I had been to Morimoto before, and knew from experience that their salads were huge. So in the interest of keeping costs down, we ordered a single calamari tempura salad ($14) and asked the waiter to split it. A few minutes later, he arrived at our table bearing two large plates, each heaped with a gorgeous tangle of crunchy squid and crispy fresh greens, all of it tossed with a white miso vinaigrette. The flavors were not only deep and well-balanced, but there was a slight kick to the dish that I usually don't find in salads, and that worked beautifully here.

For entrées, we ordered the $35 chef's combination, a beautiful (and bountiful) assortment of sushi and rolls. As always, the sushi was supremely fresh, and the purity of flavor bordered on the profound. Most people tend to over-order sushi, and as a result spend more money than they have to. So for two people, the $35 combo is perfect (there's also a $55 and $75 one, but only order them if you're with a big group or training for a competitive eating contest).

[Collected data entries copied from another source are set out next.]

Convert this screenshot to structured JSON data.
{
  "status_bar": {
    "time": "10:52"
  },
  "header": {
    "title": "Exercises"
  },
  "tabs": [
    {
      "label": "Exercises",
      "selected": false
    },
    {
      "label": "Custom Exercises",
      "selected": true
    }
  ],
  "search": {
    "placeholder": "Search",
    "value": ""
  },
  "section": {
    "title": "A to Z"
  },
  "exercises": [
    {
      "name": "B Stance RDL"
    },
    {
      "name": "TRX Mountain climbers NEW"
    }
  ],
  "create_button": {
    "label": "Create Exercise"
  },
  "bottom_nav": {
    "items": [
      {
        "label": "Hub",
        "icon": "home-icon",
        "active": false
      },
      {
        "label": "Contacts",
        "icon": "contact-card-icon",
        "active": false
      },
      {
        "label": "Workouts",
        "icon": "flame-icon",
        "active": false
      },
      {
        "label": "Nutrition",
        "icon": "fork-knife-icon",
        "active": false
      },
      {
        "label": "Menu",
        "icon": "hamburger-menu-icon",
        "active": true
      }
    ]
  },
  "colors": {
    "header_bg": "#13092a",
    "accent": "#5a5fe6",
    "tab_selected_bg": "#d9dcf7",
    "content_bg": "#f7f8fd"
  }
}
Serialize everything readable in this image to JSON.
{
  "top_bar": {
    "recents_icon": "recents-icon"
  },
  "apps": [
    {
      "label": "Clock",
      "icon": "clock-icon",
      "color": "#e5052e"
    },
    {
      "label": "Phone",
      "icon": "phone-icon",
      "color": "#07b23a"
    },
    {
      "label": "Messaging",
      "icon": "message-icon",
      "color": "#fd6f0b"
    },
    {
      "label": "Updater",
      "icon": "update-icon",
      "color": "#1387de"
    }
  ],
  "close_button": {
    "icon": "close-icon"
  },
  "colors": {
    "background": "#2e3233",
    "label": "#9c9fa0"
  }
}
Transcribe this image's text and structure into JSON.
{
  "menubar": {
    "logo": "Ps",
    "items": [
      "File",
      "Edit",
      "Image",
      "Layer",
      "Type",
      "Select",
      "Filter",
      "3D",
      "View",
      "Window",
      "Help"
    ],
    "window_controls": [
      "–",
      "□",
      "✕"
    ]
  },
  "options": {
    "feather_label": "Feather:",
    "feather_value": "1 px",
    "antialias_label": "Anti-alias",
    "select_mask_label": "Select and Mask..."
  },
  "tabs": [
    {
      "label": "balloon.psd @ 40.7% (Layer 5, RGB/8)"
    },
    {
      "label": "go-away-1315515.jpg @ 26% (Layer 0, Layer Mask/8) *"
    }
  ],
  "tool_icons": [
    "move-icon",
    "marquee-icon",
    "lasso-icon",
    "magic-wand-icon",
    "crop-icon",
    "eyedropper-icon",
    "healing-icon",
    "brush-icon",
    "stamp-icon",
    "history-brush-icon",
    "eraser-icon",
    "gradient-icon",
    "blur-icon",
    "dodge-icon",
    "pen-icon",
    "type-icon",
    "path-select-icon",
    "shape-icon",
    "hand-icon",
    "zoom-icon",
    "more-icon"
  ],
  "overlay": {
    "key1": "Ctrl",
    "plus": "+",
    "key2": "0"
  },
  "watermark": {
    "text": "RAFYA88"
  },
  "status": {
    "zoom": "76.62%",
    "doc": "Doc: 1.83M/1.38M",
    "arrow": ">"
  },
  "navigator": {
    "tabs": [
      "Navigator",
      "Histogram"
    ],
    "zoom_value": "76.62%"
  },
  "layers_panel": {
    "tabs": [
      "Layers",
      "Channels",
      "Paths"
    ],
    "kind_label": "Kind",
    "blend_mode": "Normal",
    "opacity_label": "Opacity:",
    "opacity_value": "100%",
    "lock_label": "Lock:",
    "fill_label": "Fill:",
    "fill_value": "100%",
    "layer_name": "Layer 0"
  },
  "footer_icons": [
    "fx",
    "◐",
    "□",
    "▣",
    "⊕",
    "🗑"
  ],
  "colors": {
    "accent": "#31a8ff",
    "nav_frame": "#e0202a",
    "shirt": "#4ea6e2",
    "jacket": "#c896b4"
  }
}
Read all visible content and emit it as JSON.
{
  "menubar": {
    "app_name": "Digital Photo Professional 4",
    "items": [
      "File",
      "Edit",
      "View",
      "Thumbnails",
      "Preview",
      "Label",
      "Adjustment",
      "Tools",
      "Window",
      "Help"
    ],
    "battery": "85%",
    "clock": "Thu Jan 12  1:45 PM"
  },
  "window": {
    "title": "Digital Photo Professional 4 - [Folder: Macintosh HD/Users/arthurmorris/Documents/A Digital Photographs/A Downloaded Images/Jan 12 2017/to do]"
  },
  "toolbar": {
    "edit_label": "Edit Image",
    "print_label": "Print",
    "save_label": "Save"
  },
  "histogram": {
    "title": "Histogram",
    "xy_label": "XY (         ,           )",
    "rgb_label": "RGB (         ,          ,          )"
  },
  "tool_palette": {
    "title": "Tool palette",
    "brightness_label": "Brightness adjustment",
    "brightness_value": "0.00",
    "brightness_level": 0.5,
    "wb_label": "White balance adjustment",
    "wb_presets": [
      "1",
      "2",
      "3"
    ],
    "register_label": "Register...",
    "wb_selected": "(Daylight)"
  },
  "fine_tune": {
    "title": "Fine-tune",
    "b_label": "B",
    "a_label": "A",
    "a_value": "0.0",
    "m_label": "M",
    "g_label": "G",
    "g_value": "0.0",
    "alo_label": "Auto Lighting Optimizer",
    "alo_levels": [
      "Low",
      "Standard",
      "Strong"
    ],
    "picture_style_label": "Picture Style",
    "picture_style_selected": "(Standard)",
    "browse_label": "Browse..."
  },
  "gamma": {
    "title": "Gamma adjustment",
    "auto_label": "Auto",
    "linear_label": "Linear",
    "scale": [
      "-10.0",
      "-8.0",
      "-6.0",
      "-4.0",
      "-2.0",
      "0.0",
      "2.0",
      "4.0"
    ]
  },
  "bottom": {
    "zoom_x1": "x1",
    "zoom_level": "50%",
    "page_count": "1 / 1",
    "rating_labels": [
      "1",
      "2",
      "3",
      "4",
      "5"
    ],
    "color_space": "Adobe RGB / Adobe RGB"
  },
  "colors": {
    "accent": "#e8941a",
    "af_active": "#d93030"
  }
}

We supplemented ours with the eel avocado maki ($8.50), and while we probably didn't need it-hindsight is always 20/20-it was excellent nonetheless. Plus, the smoky sweetness of the eel was a nice break from the more subtle flavors of the sushi on the combo platter.

Dessert isn't usually part of the sushi experience, but the chocolate pot de crème ($10) is worth trying. It was a not-too-sweet way to bring the meal to a close, and a nice palate-refresher after all the soy-sauce saltiness that preceded it.

Color-changing booths may not be as avant garde as they once were. And Stephen Starr's grip on the city may not be as tight as it once was. But a meal at Morimoto is still a treat. As long as you order intelligently, it is wholly possible to get out of Morimoto for just around $100. As for how cool you feel while you're there, that part is up to you.